Я не думаю, я знаю, что торопиться всегда надо, потому что потом всегда
поздно. Но я медлю и медлю, потому что знаю, вернее ощущаю слишком хорошо:
я боюсь приехать в ту пустоту, которой по сути является пространство города
моего взросления. Миражом он был, миражом и остается в моей истеричной памяти,
но место не свято, а значит - пусто. Вот это и есть то очевидное, ради чего не
стоит ехать: меня затягивает пустота, а я пытаюсь это не понимать. Вообще,
стремление заполнить собой пустоту не характерно для женщины, но что же тут
поделать, да и та лесбийская пара не просто так, да и я ведь не сразу...
Ужаснись вместе со мной, сестра моя Анна, мы родны с тобой по одной из
двух Х-хромосом, а это уже половина. Я судорожно коплю воспоминания и цепляюсь
за них, как обезьяна за вольеру. Ты же стараешься спастись по-другому: я не
помню, чтобы ты выкинула хоть одну записку, имеющую к тебе отношение. Привезя с
собой огромный, неинтересный и тщательно рассортированный архив, ты до сих
пор мучаешься от бумажного конвейера твоего увядания, еле сдерживаемого
заслонками серых казенных коробок с надписями ~вермишель~,~туалетное мыло~...

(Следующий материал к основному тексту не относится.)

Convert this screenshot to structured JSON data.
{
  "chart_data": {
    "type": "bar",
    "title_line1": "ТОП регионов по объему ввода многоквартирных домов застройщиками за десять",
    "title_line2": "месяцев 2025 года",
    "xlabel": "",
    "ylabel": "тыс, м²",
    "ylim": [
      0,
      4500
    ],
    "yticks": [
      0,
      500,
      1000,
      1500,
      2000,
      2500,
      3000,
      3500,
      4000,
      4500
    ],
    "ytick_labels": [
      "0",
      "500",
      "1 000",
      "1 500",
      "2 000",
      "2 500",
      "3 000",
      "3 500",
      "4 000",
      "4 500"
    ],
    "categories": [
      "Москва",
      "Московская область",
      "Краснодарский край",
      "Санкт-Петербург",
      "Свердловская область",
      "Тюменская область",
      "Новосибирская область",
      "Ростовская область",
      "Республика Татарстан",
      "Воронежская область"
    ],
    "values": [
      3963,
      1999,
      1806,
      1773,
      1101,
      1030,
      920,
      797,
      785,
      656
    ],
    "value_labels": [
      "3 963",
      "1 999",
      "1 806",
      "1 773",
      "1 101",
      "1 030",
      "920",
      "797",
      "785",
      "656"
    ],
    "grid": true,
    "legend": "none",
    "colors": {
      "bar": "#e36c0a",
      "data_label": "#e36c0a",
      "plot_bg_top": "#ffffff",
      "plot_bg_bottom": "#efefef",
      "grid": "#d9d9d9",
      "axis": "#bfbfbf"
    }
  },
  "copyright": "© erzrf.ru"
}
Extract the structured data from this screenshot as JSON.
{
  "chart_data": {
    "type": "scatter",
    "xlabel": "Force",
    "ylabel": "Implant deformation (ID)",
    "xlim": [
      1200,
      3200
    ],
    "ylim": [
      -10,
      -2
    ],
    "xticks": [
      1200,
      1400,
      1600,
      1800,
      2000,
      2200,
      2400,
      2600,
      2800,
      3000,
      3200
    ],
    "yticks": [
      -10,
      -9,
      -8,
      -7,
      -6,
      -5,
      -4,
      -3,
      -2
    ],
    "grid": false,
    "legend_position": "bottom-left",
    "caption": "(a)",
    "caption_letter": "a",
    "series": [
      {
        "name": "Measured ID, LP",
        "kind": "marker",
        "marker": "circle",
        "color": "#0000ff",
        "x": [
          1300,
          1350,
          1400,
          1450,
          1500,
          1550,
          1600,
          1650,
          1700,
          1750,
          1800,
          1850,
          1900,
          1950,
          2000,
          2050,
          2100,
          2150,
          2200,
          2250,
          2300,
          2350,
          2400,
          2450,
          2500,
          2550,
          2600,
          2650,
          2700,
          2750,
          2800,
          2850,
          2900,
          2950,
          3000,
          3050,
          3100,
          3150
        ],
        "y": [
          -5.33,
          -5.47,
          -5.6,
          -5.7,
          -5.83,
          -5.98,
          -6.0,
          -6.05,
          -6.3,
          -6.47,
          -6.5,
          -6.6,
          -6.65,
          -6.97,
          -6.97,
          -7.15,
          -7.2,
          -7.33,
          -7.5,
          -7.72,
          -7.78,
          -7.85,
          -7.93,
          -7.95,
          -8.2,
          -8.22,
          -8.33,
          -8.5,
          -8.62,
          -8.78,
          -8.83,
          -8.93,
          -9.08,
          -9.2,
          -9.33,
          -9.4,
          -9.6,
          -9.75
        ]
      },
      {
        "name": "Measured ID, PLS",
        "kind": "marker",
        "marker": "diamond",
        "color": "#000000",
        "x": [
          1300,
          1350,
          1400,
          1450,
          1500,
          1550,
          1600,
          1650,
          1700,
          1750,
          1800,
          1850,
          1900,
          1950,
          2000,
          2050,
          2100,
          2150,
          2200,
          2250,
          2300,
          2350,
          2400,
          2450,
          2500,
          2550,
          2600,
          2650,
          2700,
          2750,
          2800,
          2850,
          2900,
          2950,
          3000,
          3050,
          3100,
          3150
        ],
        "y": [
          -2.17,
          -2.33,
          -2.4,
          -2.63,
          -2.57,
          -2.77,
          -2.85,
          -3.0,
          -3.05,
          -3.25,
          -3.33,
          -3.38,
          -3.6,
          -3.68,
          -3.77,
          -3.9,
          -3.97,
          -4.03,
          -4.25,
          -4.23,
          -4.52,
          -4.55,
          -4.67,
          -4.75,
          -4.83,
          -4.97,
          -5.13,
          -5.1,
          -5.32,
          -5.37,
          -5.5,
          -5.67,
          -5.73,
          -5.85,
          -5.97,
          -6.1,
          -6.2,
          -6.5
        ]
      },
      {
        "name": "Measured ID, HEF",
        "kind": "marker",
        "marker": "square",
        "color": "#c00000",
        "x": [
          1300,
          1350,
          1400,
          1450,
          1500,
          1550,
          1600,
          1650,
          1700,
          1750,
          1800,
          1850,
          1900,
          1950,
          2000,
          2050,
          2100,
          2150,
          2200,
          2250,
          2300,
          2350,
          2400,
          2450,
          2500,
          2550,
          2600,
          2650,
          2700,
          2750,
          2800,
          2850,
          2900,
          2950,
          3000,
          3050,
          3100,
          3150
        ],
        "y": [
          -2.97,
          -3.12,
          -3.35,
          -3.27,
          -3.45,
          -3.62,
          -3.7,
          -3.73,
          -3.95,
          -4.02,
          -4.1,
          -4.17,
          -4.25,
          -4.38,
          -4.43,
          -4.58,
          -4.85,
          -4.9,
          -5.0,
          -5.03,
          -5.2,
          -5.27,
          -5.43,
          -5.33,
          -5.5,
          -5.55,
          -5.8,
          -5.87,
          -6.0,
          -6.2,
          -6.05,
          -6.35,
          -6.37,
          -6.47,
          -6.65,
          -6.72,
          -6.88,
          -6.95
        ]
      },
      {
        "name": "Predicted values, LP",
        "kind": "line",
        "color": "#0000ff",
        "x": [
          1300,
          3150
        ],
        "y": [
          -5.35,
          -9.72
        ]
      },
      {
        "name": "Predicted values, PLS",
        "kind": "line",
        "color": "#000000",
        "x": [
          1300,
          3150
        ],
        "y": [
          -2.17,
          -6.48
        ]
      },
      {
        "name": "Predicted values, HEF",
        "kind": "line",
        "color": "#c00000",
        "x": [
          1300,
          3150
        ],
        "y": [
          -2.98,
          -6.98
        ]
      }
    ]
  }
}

Сестра моя, Анна, пытаясь сохранять все материальные свидетльства своей
судьбы, считая, что перебирание бумажных фактов своей биографии разнообразит
твою свободную скуку, что подумаешь ты, увидев однажды эту пожелтевшую суету
и убогость? ~Ушла за хлебом,скоро буду~, ~Справка дана Анне Шпиль в том, что
она болела пять дней~... Ты плачешь, сестра, от жалости к себе, а я застываю
от щемящей скорби по последним прикосновениям. О, это запоминается навсегда.
Это раскадровывается памятью, и каждое движение и слово обдумываются после.
Если бы я когда-нибудь любила того, о ком не хочет забыть, но и боится
вспомнить душа, я бы вернулась в Россию, я бы доехала до того города, я бы
застыла на том месте, где рука моя навсегда покинула его руку и, глядя в
его перевернутые глаза, сказала бы:~Ты сам виноват, дурак!~
-==Политическая лихорадка.==-
В обеих моих странах идет предвыборная борьба. Будет обидно, если в обеих
одновременно победят красные, правда, Илья? Не усмехайся ты так скорбно,
Илиягу,
не смотри ты так однозначно, потому что народ этот как раз сходит с ума,
а тот в него еще не входил. И жить нам с тобой либо в башне из слоновой кости,
стоящей на песке, либо не жить нам, а ехать с остекленевшим взглядом до
ближайшей свалки в багажнике скудорусскоязычного арабского воспитанника
института дружбы народов имени Патриса Лумумбы.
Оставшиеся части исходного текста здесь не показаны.